Miller refutou, portanto, durante muito tempo as ofertas que lhe chegavam de uma adaptação cinematográfica. Cedeu, porém, aos apelos de Robert Rodriguez, que, armado com uma experimentação tecnológica a partir dos meios mais avançados disponíveis para a criação cinematográfica, mostrou-lhe ser possível transladar o universo daqueles quadrinhos para imagem em movimento, sem alterar o “espírito” do original. Surpreendente em seu trabalho pictórico de contrastes exacerbados e luzes duras e marcadas, no qual os pixels mais se assemelham a pinceladas que tentam trazer para a bidimensionalidade as três dimensões do real, Sin City filme cria uma atmosfera artificialesca bem nos moldes dos quadrinhos de Miller.
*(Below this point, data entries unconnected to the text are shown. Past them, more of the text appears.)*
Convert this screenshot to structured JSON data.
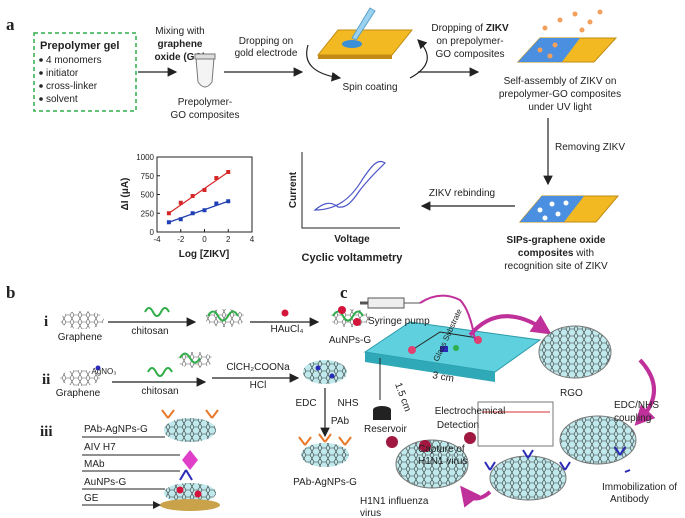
{
  "panel_a": {
    "label": "a",
    "prepolymer": {
      "title": "Prepolymer  gel",
      "items": [
        "4 monomers",
        "initiator",
        "cross-linker",
        "solvent"
      ]
    },
    "mixing": [
      "Mixing with",
      "graphene",
      "oxide (GO)"
    ],
    "tube_label": [
      "Prepolymer-",
      "GO composites"
    ],
    "dropping": [
      "Dropping on",
      "gold electrode"
    ],
    "spin": "Spin coating",
    "zikv_drop": [
      "Dropping of",
      "ZIKV",
      "on prepolymer-",
      "GO  composites"
    ],
    "self_assembly": [
      "Self-assembly of ZIKV on",
      "prepolymer-GO composites",
      "under UV light"
    ],
    "removing": "Removing ZIKV",
    "rebinding": "ZIKV rebinding",
    "sips": [
      "SIPs-graphene oxide",
      "composites",
      "with",
      "recognition site of ZIKV"
    ],
    "plot": {
      "xlabel": "Log [ZIKV]",
      "ylabel": "ΔI (μA)",
      "xlim": [
        -4,
        4
      ],
      "ylim": [
        0,
        1000
      ],
      "xticks": [
        -4,
        -2,
        0,
        2,
        4
      ],
      "yticks": [
        0,
        250,
        500,
        750,
        1000
      ],
      "x": [
        -3,
        -2,
        -1,
        0,
        1,
        2
      ],
      "series": [
        {
          "color": "#d62728",
          "values": [
            250,
            390,
            480,
            560,
            720,
            800
          ]
        },
        {
          "color": "#1f3fb4",
          "values": [
            130,
            170,
            250,
            290,
            380,
            410
          ]
        }
      ]
    },
    "cv": {
      "ylabel": "Current",
      "xlabel": "Voltage",
      "caption": "Cyclic voltammetry"
    }
  },
  "panel_b": {
    "label": "b",
    "rows": [
      {
        "label": "i",
        "texts": [
          "Graphene",
          "chitosan",
          "HAuCl₄",
          "AuNPs-G"
        ]
      },
      {
        "label": "ii",
        "texts": [
          "Graphene",
          "AgNO₃",
          "chitosan",
          "ClCH₂COONa",
          "HCl",
          "EDC",
          "NHS",
          "PAb",
          "PAb-AgNPs-G"
        ]
      },
      {
        "label": "iii",
        "texts": [
          "PAb-AgNPs-G",
          "AIV H7",
          "MAb",
          "AuNPs-G",
          "GE"
        ]
      }
    ]
  },
  "panel_c": {
    "label": "c",
    "syringe": "Syringe pump",
    "reservoir": "Reservoir",
    "width": "1.5 cm",
    "length": "3 cm",
    "substrate": "Glass Substrate",
    "rgo": "RGO",
    "coupling": [
      "EDC/NHS",
      "coupling"
    ],
    "detection": [
      "Electrochemical",
      "Detection"
    ],
    "capture": [
      "Capture of",
      "H1N1 virus"
    ],
    "virus": [
      "H1N1 influenza",
      "virus"
    ],
    "immobilization": [
      "Immobilization of",
      "Antibody"
    ]
  }
}
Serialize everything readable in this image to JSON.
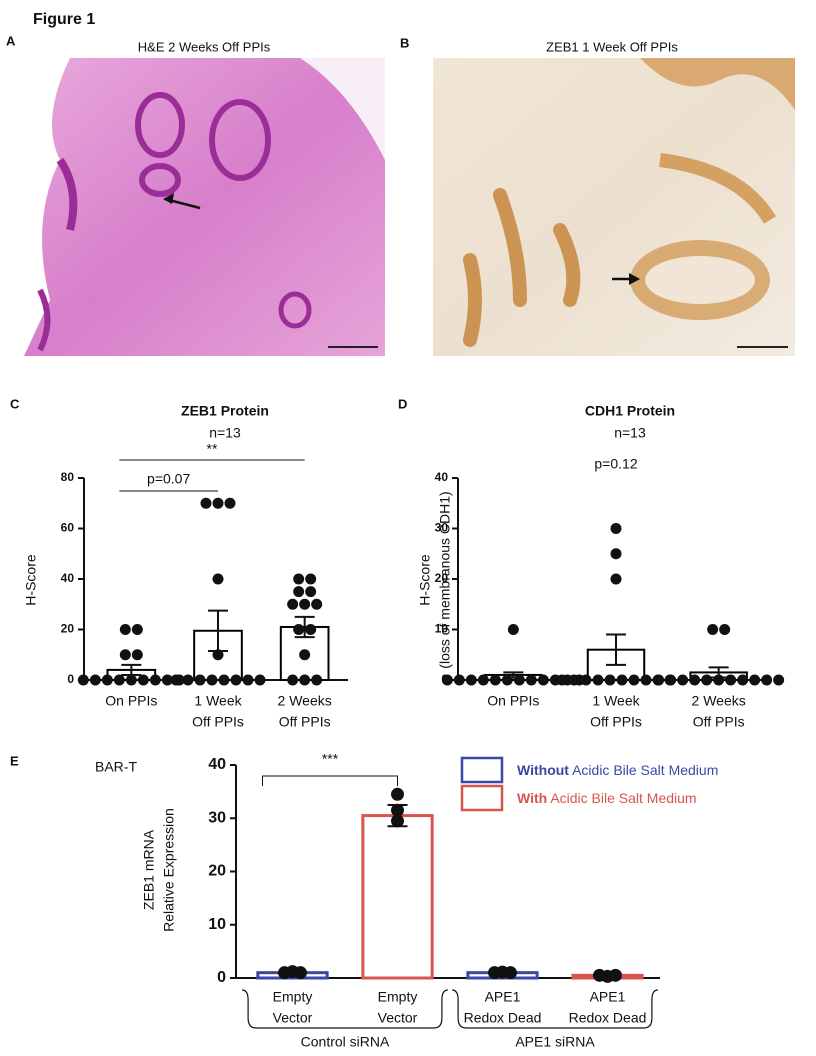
{
  "figure": {
    "title": "Figure 1"
  },
  "images": [
    {
      "letter": "A",
      "title": "H&E 2 Weeks Off PPIs"
    },
    {
      "letter": "B",
      "title": "ZEB1 1 Week Off PPIs"
    }
  ],
  "panel_letters": [
    "C",
    "D",
    "E"
  ],
  "chart_data": [
    {
      "type": "bar",
      "title": "ZEB1 Protein",
      "subtitle": "n=13",
      "y_label": [
        "H-Score"
      ],
      "categories": [
        [
          "On PPIs"
        ],
        [
          "1 Week",
          "Off PPIs"
        ],
        [
          "2 Weeks",
          "Off PPIs"
        ]
      ],
      "values": [
        4,
        19.5,
        21
      ],
      "errors": [
        2,
        8,
        4
      ],
      "points": [
        [
          20,
          20,
          10,
          10,
          0,
          0,
          0,
          0,
          0,
          0,
          0,
          0,
          0
        ],
        [
          70,
          70,
          70,
          40,
          10,
          0,
          0,
          0,
          0,
          0,
          0,
          0,
          0
        ],
        [
          40,
          40,
          35,
          35,
          30,
          30,
          30,
          20,
          20,
          10,
          0,
          0,
          0
        ]
      ],
      "color": "#000000",
      "ylim": [
        0,
        80
      ],
      "yticks": [
        0,
        20,
        40,
        60,
        80
      ],
      "annotations": [
        {
          "text": "p=0.07",
          "between": [
            0,
            1
          ]
        },
        {
          "text": "**",
          "between": [
            0,
            2
          ]
        }
      ]
    },
    {
      "type": "bar",
      "title": "CDH1 Protein",
      "subtitle": "n=13",
      "y_label": [
        "H-Score",
        "(loss of membranous CDH1)"
      ],
      "categories": [
        [
          "On PPIs"
        ],
        [
          "1 Week",
          "Off PPIs"
        ],
        [
          "2 Weeks",
          "Off PPIs"
        ]
      ],
      "values": [
        1,
        6,
        1.5
      ],
      "errors": [
        0.5,
        3,
        1
      ],
      "points": [
        [
          10,
          0,
          0,
          0,
          0,
          0,
          0,
          0,
          0,
          0,
          0,
          0,
          0
        ],
        [
          30,
          25,
          20,
          0,
          0,
          0,
          0,
          0,
          0,
          0,
          0,
          0,
          0
        ],
        [
          10,
          10,
          0,
          0,
          0,
          0,
          0,
          0,
          0,
          0,
          0,
          0,
          0
        ]
      ],
      "color": "#000000",
      "ylim": [
        0,
        40
      ],
      "yticks": [
        0,
        10,
        20,
        30,
        40
      ],
      "annotations": [
        {
          "text": "p=0.12"
        }
      ]
    },
    {
      "type": "bar",
      "title": "BAR-T",
      "y_label": [
        "ZEB1 mRNA",
        "Relative Expression"
      ],
      "categories": [
        [
          "Empty",
          "Vector"
        ],
        [
          "Empty",
          "Vector"
        ],
        [
          "APE1",
          "Redox Dead"
        ],
        [
          "APE1",
          "Redox Dead"
        ]
      ],
      "groups": [
        {
          "label": "Control siRNA",
          "between": [
            0,
            1
          ]
        },
        {
          "label": "APE1 siRNA",
          "between": [
            2,
            3
          ]
        }
      ],
      "series": [
        {
          "name": "Without Acidic Bile Salt Medium",
          "color": "#3b47a6",
          "values": [
            1,
            null,
            1,
            null
          ],
          "errors": [
            0.15,
            null,
            0.1,
            null
          ],
          "points": [
            [
              1.2,
              1,
              1
            ],
            null,
            [
              1.1,
              1,
              1
            ],
            null
          ]
        },
        {
          "name": "With Acidic Bile Salt Medium",
          "color": "#d9534f",
          "values": [
            null,
            30.5,
            null,
            0.5
          ],
          "errors": [
            null,
            2,
            null,
            0.2
          ],
          "points": [
            null,
            [
              34.5,
              31.5,
              29.5
            ],
            null,
            [
              0.5,
              0.3,
              0.5
            ]
          ]
        }
      ],
      "ylim": [
        0,
        40
      ],
      "yticks": [
        0,
        10,
        20,
        30,
        40
      ],
      "annotations": [
        {
          "text": "***",
          "between": [
            0,
            1
          ]
        }
      ],
      "legend": "upper right"
    }
  ]
}
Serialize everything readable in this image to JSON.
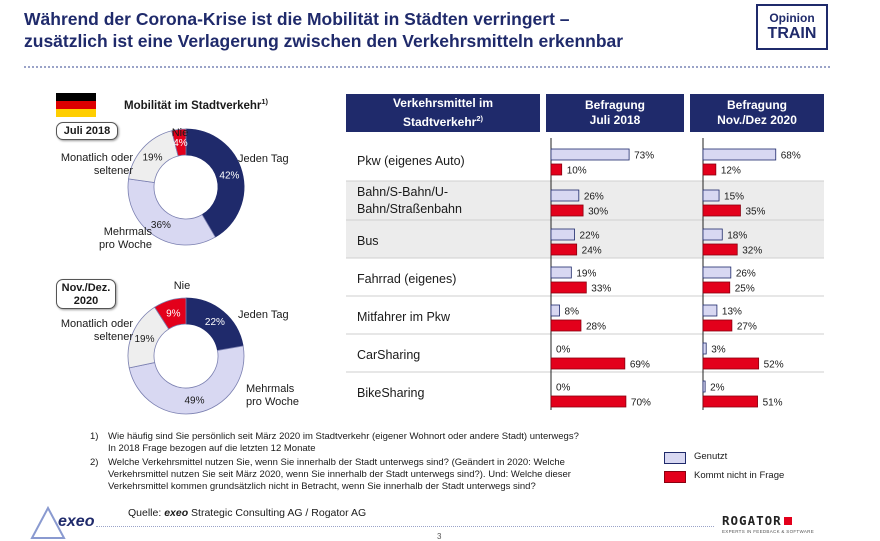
{
  "header": {
    "title_line1": "Während der Corona-Krise ist die Mobilität in Städten verringert –",
    "title_line2": "zusätzlich ist eine Verlagerung zwischen den Verkehrsmitteln erkennbar",
    "badge_line1": "Opinion",
    "badge_line2": "TRAIN"
  },
  "left": {
    "heading": "Mobilität im Stadtverkehr",
    "heading_sup": "1)"
  },
  "table": {
    "col1_header": "Verkehrsmittel im Stadtverkehr",
    "col1_sup": "2)",
    "col2_header_line1": "Befragung",
    "col2_header_line2": "Juli 2018",
    "col3_header_line1": "Befragung",
    "col3_header_line2": "Nov./Dez 2020",
    "rows": [
      {
        "label_lines": [
          "Pkw (eigenes Auto)"
        ]
      },
      {
        "label_lines": [
          "Bahn/S-Bahn/U-",
          "Bahn/Straßenbahn"
        ]
      },
      {
        "label_lines": [
          "Bus"
        ]
      },
      {
        "label_lines": [
          "Fahrrad (eigenes)"
        ]
      },
      {
        "label_lines": [
          "Mitfahrer im Pkw"
        ]
      },
      {
        "label_lines": [
          "CarSharing"
        ]
      },
      {
        "label_lines": [
          "BikeSharing"
        ]
      }
    ]
  },
  "footnotes": {
    "fn1_num": "1)",
    "fn1_line1": "Wie häufig sind Sie persönlich seit März 2020 im Stadtverkehr (eigener Wohnort oder andere Stadt) unterwegs?",
    "fn1_line2": "In 2018 Frage bezogen auf die letzten 12 Monate",
    "fn2_num": "2)",
    "fn2_line1": "Welche Verkehrsmittel nutzen Sie, wenn Sie innerhalb der Stadt unterwegs sind? (Geändert in 2020: Welche",
    "fn2_line2": "Verkehrsmittel nutzen Sie seit März 2020, wenn Sie innerhalb der Stadt unterwegs sind?). Und: Welche dieser",
    "fn2_line3": "Verkehrsmittel kommen grundsätzlich nicht in Betracht, wenn Sie innerhalb der Stadt unterwegs sind?"
  },
  "source": {
    "prefix": "Quelle: ",
    "brand": "exeo",
    "rest": " Strategic Consulting AG / Rogator AG"
  },
  "logos": {
    "exeo": "exeo",
    "rogator": "ROGATOR",
    "rogator_sub": "EXPERTS IN FEEDBACK & SOFTWARE"
  },
  "page_number": "3",
  "colors": {
    "navy": "#1f2a6b",
    "red": "#e3001b",
    "lavender": "#d8d8f2",
    "light_gray": "#eeeeee",
    "row_shade": "#ececec"
  },
  "chart_data": [
    {
      "type": "pie",
      "tag": "Juli 2018",
      "labels": [
        "Jeden Tag",
        "Mehrmals pro Woche",
        "Monatlich oder seltener",
        "Nie"
      ],
      "values": [
        42,
        36,
        19,
        4
      ],
      "value_labels": [
        "42%",
        "36%",
        "19%",
        "4%"
      ],
      "label_lines": [
        [
          "Jeden Tag"
        ],
        [
          "Mehrmals",
          "pro Woche"
        ],
        [
          "Monatlich oder",
          "seltener"
        ],
        [
          "Nie"
        ]
      ],
      "colors": [
        "#1f2a6b",
        "#d8d8f2",
        "#eeeeee",
        "#e3001b"
      ]
    },
    {
      "type": "pie",
      "tag": "Nov./Dez. 2020",
      "tag_lines": [
        "Nov./Dez.",
        "2020"
      ],
      "labels": [
        "Jeden Tag",
        "Mehrmals pro Woche",
        "Monatlich oder seltener",
        "Nie"
      ],
      "values": [
        22,
        49,
        19,
        9
      ],
      "value_labels": [
        "22%",
        "49%",
        "19%",
        "9%"
      ],
      "label_lines": [
        [
          "Jeden Tag"
        ],
        [
          "Mehrmals",
          "pro Woche"
        ],
        [
          "Monatlich oder",
          "seltener"
        ],
        [
          "Nie"
        ]
      ],
      "colors": [
        "#1f2a6b",
        "#d8d8f2",
        "#eeeeee",
        "#e3001b"
      ]
    },
    {
      "type": "bar",
      "orientation": "horizontal",
      "panel": "Befragung Juli 2018",
      "categories": [
        "Pkw (eigenes Auto)",
        "Bahn/S-Bahn/U-Bahn/Straßenbahn",
        "Bus",
        "Fahrrad (eigenes)",
        "Mitfahrer im Pkw",
        "CarSharing",
        "BikeSharing"
      ],
      "series": [
        {
          "name": "Genutzt",
          "values": [
            73,
            26,
            22,
            19,
            8,
            0,
            0
          ],
          "color": "#d8d8f2"
        },
        {
          "name": "Kommt nicht in Frage",
          "values": [
            10,
            30,
            24,
            33,
            28,
            69,
            70
          ],
          "color": "#e3001b"
        }
      ],
      "xlim": [
        0,
        100
      ]
    },
    {
      "type": "bar",
      "orientation": "horizontal",
      "panel": "Befragung Nov./Dez 2020",
      "categories": [
        "Pkw (eigenes Auto)",
        "Bahn/S-Bahn/U-Bahn/Straßenbahn",
        "Bus",
        "Fahrrad (eigenes)",
        "Mitfahrer im Pkw",
        "CarSharing",
        "BikeSharing"
      ],
      "series": [
        {
          "name": "Genutzt",
          "values": [
            68,
            15,
            18,
            26,
            13,
            3,
            2
          ],
          "color": "#d8d8f2"
        },
        {
          "name": "Kommt nicht in Frage",
          "values": [
            12,
            35,
            32,
            25,
            27,
            52,
            51
          ],
          "color": "#e3001b"
        }
      ],
      "xlim": [
        0,
        100
      ]
    }
  ]
}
A ação se segue vertiginosamente, ações e acontecimentos chamam o movimento, os personagens expõem seus dramas em monólogos ou em frases curtas de efeito. Tudo o que era marcante na graphic novel está ali transposto sem ser repensado.

O que encanta os puristas e os admiradores da arte da adaptação por um lado, por outro desvaloriza o feito cinematográfico de Rodriguez. Pois o cinema é um outro meio, ainda que um tanto maleável. Um meio debitário de uma vasta história e com termos de representação que ultrapassam a questão imagética (como, aliás, as próprias HQs). O que no trabalho original de Miller constituía uma reconfiguração de dados cinematográficos, para integrar a criação de um universo próprio, por assim dizer, no caminho inverso para o filme perde sua significação e cai num emaranhado de imagens que sustentam pouco mais do que sua própria plasticidade. A estética de luz e sombra do nanquim sobre o papel está ali traduzida perfeitamente num uso impressionante do registro em digital de alta resolução aliado ao CGI. No entanto, o cinema, que já conhece o universo noir embalado por uma narração em off do protagonista masculino amargurado e politicamente incorreto e repleto de femmes fatales, assim como a violência extremada de um submundo que foge de qualquer tipo de lei, recebe a narrativa de Sin City de forma fria e seca, meio sem vida. A ele não foi solicitado um entrecruzamento com o meio dos quadrinhos para além da imagem, como, por exemplo, um achatamento de referências cinematográficas com que o filme inevitavelmente dialoga.

O imaginário da cidade sem lei, que a Christopher Nolan rende em Batman Begins comentários acerca do real, baseados na sociologização e psicologização da violência e do medo, apresenta-se em Sin City como um todo praticamente auto-sustentável, no qual nem a violência gráfica gratuita e absurda nem os estereótipos mergulhados numa idéia de “pecado generalizado” são pensados em termos de representação em relação ao meio que os veicula. O trabalhar de imagens de Rodriguez não entra no campo representativo e narrativo, talvez por conta mesmo de seu profundo desejo de fidelidade a toda a criação de Miller, cuja co-direção do filme assegurou a perfeita re-criação de sua obra. Aparentado a um autêntico capricho de fã, Sin City não apresenta, pois, nada muito além de um farto deleite técnico-visual.